Если уж говорить о предшественниках (да и то – условных!), то обсуждать надо было бы фигуру Томаса Карлейля. Именно он в 40-х годах девятнадцатого столетия читал публичные лекции о героях и великих людях, утверждая, что великие люди, личности – смысл и соль истории. «Из всех прав самое неоспоримое – это право умного (силой ли, уговорами ли) вести дураков», – так звучит один из его известных афоризмов. Карлейль пытался натуралистически проинтерпретировать историю, трактуя общества как организмы, проходящие различные стадии развития и, в конце концов, ослабевающие, дряхлеющие и умирающие. Применительно к творчеству этого шотландского мыслителя впервые было употреблено словосочетание «героический витализм»: таким именем стали обозначать подход, объединяющий аристократизм и натурализм, согласно которому логика истории ведет к господству сильных, благородных, интеллектуально развитых, что, по сути, противоречит демократическим тенденциям[166]. Ведь «кого небо сделало рабом, того никакое парламентское голосование не в состоянии сделать свободным», – был убежден Карлейль. И уже позднее «героическими виталистами» стали называть Рихарда Вагнера, Фридриха Ницше, Бернарда Шоу. Называли так и Леонтьева[167]. Правда, Карлейль тоже был предшественником «виртуальным»: Леонтьев его работ не читал. Речь можно вести не о заимствовании, а о перекличке идей, что свидетельствует о мало замеченной тенденции позапрошлого века.
Для Леонтьева было характерно не столько теоретическое обоснование «героизма», сколько выбор «героической» жизненной стратегии для себя. «Составные части «героического» способа жизни Леонтьева несложны, – пишет один из современных исследователей творчества Константина Николаевича, Д. М. Володихин, – огромное честолюбие, отвага, верное служение государю и отечеству, покорение женских сердец. Цель – слава…»[168] Может быть, это излишне упрощенное представление о жизненном кредо молодого Леонтьева, но большая доля истины в таком понимании, несомненно, есть.
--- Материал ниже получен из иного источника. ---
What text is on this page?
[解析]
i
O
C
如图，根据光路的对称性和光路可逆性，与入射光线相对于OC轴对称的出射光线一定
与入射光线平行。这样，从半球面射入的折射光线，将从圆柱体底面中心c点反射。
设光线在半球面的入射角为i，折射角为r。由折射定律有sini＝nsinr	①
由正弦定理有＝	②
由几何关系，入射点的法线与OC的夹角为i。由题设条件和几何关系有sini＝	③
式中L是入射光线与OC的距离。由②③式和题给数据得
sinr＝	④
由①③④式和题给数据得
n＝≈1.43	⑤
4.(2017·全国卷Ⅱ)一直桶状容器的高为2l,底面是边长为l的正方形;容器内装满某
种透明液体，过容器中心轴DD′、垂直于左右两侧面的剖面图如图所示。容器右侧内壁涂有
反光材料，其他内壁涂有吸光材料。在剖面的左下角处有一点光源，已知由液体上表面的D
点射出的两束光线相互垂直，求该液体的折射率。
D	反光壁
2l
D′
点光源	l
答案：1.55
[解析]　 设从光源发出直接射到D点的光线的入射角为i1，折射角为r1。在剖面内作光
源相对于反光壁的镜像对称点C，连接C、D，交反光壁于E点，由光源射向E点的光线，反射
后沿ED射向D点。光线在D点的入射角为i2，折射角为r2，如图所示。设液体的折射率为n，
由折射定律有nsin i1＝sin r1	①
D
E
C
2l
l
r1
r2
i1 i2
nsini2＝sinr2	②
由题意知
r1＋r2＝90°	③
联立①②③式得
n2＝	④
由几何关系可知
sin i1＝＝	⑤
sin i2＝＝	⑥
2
В студенческие годы до героизма Леонтьеву было далеко: он был нервным, страдающим, постоянно рефлектирующим юношей, в голове которого, как он сам позднее признавался, любая мелочь могла вырасти до космических размеров. Но война и самостоятельная жизнь переродили его, – он действительно играл роль героя, хотя бы в собственных глазах. Позднее на место героя придет – не без тяжелой борьбы! – монах, но пока именно героическая жизненная стратегия прослеживалась в его поступках и решениях. Причем леонтьевский герой сражался под знаменем эстетизма.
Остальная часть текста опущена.